Now that we’ve established who developers actually are, it’s time to answer the why. Why are we explaining that point of view? Well, dear reader, since you are the employer of those people, there’s a takeaway for you in this piece. It is crucial to understand the needs and boundaries of the people that work with you. Deadlines are the bane of our existence, we set them for a reason, but sometimes they just can’t be met. When one lacks inspiration, nothing of value will be created, no matter how important it is to submit the project by a given date. Instead of punishing your employees, you will gain more by stimulating their creativity and providing with ways of letting go of the stress.
Give them a gaming console! If you think spending lunch break on playing a match in Fifa is a waste of time you are just wrong. This short period of being completely immersed in the game is perfect for programmers of your company to relax, unwind, and boost morale. 15 minutes of social activity of such kind will allow your employees to come back to their desks with fresh minds, and with smiles on their faces.
Allow them to take a nap. What? Sleeping at work should be shamed! Well, no, it should not. Even a good 15 to 20 minutes of napping can help recharge the batteries and stay alert and regain a fresh mind. That short of a period should not lead to transitioning into stages of deeper sleep thus, after waking up, any feeling of grogginess will not be a problem. You, as an employer, might consider equipping your office with a hammock or two for a comfortable resting area.

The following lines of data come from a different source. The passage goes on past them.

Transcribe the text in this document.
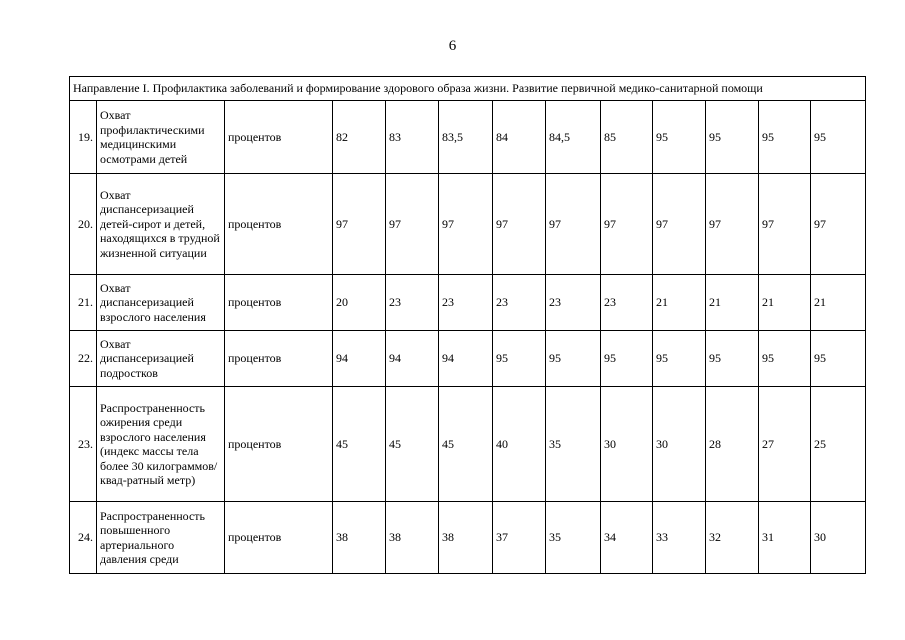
6
Направление I. Профилактика заболеваний и формирование здорового образа жизни. Развитие первичной медико-санитарной помощи												
19.	Охват профилактическими медицинскими осмотрами детей	процентов	82	83	83,5	84	84,5	85	95	95	95	95
20.	Охват диспансеризацией детей-сирот и детей, находящихся в трудной жизненной ситуации	процентов	97	97	97	97	97	97	97	97	97	97
21.	Охват диспансеризацией взрослого населения	процентов	20	23	23	23	23	23	21	21	21	21
22.	Охват диспансеризацией подростков	процентов	94	94	94	95	95	95	95	95	95	95
23.	Распространенность ожирения среди взрослого населения (индекс массы тела более 30 килограммов/квад-ратный метр)	процентов	45	45	45	40	35	30	30	28	27	25
24.	Распространенность повышенного артериального давления среди	процентов	38	38	38	37	35	34	33	32	31	30
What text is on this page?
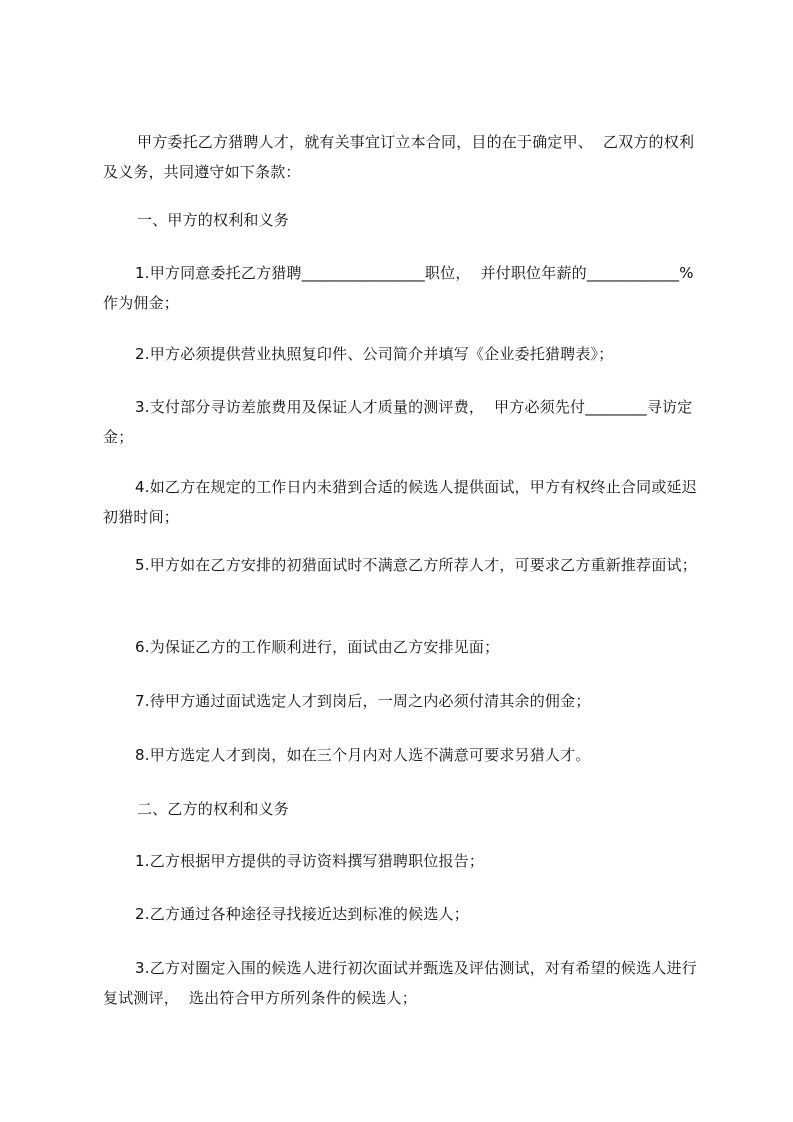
甲方委托乙方猎聘人才，就有关事宜订立本合同，目的在于确定甲、  乙双方的权利及义务，共同遵守如下条款：
一、甲方的权利和义务
1.甲方同意委托乙方猎聘________________职位，  并付职位年薪的____________%作为佣金；
2.甲方必须提供营业执照复印件、公司简介并填写《企业委托猎聘表》；
3.支付部分寻访差旅费用及保证人才质量的测评费，  甲方必须先付________寻访定金；
4.如乙方在规定的工作日内未猎到合适的候选人提供面试，甲方有权终止合同或延迟初猎时间；
5.甲方如在乙方安排的初猎面试时不满意乙方所荐人才，可要求乙方重新推荐面试；
6.为保证乙方的工作顺利进行，面试由乙方安排见面；
7.待甲方通过面试选定人才到岗后，一周之内必须付清其余的佣金；
8.甲方选定人才到岗，如在三个月内对人选不满意可要求另猎人才。
二、乙方的权利和义务
1.乙方根据甲方提供的寻访资料撰写猎聘职位报告；
2.乙方通过各种途径寻找接近达到标准的候选人；
3.乙方对圈定入围的候选人进行初次面试并甄选及评估测试，对有希望的候选人进行复试测评，  选出符合甲方所列条件的候选人；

Don’t look down on your employees for leaving early. If that particular piece of code needs more effort than a regular task, it might be simply a better idea for your developer to go home and work in a more comfortable environment where inspiration flows naturally. As long as the goals are met, with some obvious exceptions, place of their completion shouldn’t be that crucial.

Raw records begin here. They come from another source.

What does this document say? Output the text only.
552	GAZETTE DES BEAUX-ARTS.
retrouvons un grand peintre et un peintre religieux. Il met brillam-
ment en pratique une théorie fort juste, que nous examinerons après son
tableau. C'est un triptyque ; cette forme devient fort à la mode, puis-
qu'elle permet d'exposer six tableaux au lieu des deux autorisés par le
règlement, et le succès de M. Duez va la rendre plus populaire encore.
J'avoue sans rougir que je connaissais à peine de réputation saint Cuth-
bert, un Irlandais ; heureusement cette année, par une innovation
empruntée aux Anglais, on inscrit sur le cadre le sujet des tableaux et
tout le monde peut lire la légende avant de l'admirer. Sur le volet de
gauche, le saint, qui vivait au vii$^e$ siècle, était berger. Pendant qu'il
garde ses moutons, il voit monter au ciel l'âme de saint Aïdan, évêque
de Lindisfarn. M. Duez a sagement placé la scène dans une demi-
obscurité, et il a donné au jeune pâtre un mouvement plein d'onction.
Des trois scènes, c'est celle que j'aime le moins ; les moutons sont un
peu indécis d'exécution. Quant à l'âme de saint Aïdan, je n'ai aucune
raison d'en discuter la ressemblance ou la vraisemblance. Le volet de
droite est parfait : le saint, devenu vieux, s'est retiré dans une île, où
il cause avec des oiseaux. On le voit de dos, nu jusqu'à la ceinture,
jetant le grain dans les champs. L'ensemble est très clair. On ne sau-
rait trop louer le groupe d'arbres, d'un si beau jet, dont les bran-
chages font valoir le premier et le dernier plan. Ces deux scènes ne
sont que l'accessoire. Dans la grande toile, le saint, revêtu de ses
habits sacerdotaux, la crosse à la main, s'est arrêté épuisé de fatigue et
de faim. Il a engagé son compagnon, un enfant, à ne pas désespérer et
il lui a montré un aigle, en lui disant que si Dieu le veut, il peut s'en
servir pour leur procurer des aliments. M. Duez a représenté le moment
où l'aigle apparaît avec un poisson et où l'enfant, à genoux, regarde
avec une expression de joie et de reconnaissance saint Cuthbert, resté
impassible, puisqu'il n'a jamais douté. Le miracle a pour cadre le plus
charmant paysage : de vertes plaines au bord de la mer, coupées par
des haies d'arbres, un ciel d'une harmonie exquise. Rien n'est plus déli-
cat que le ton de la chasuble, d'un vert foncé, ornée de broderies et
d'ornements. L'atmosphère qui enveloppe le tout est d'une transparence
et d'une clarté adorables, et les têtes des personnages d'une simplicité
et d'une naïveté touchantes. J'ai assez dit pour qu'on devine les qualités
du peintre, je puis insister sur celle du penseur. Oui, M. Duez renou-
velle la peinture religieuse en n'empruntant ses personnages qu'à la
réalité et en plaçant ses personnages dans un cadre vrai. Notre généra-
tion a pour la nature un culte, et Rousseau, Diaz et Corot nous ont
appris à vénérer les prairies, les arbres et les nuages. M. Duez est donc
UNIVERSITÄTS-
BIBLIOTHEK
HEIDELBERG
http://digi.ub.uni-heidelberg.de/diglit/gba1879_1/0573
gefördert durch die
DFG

Working for ChallengeRocket.com I have the possibility to stay at home and do everything I normally would do in the office, which is extremely thoughtful of my boss :) Being employed while getting a degree requires compromises and I’m glad to have that comfort. Even before my journey with this startup had begun I was fortunate enough to have an internship in a company which encouraged people to nap and play games in order to create a friendly and welcoming working environment.
Dear reader, dear employer, dear human. Be kind to your developers, they are delicate creatures that crave coffee and peace. If their flow is interrupted it’s best that you let them rest and relax in any way they see fit. After all, a happy worker is a productive one!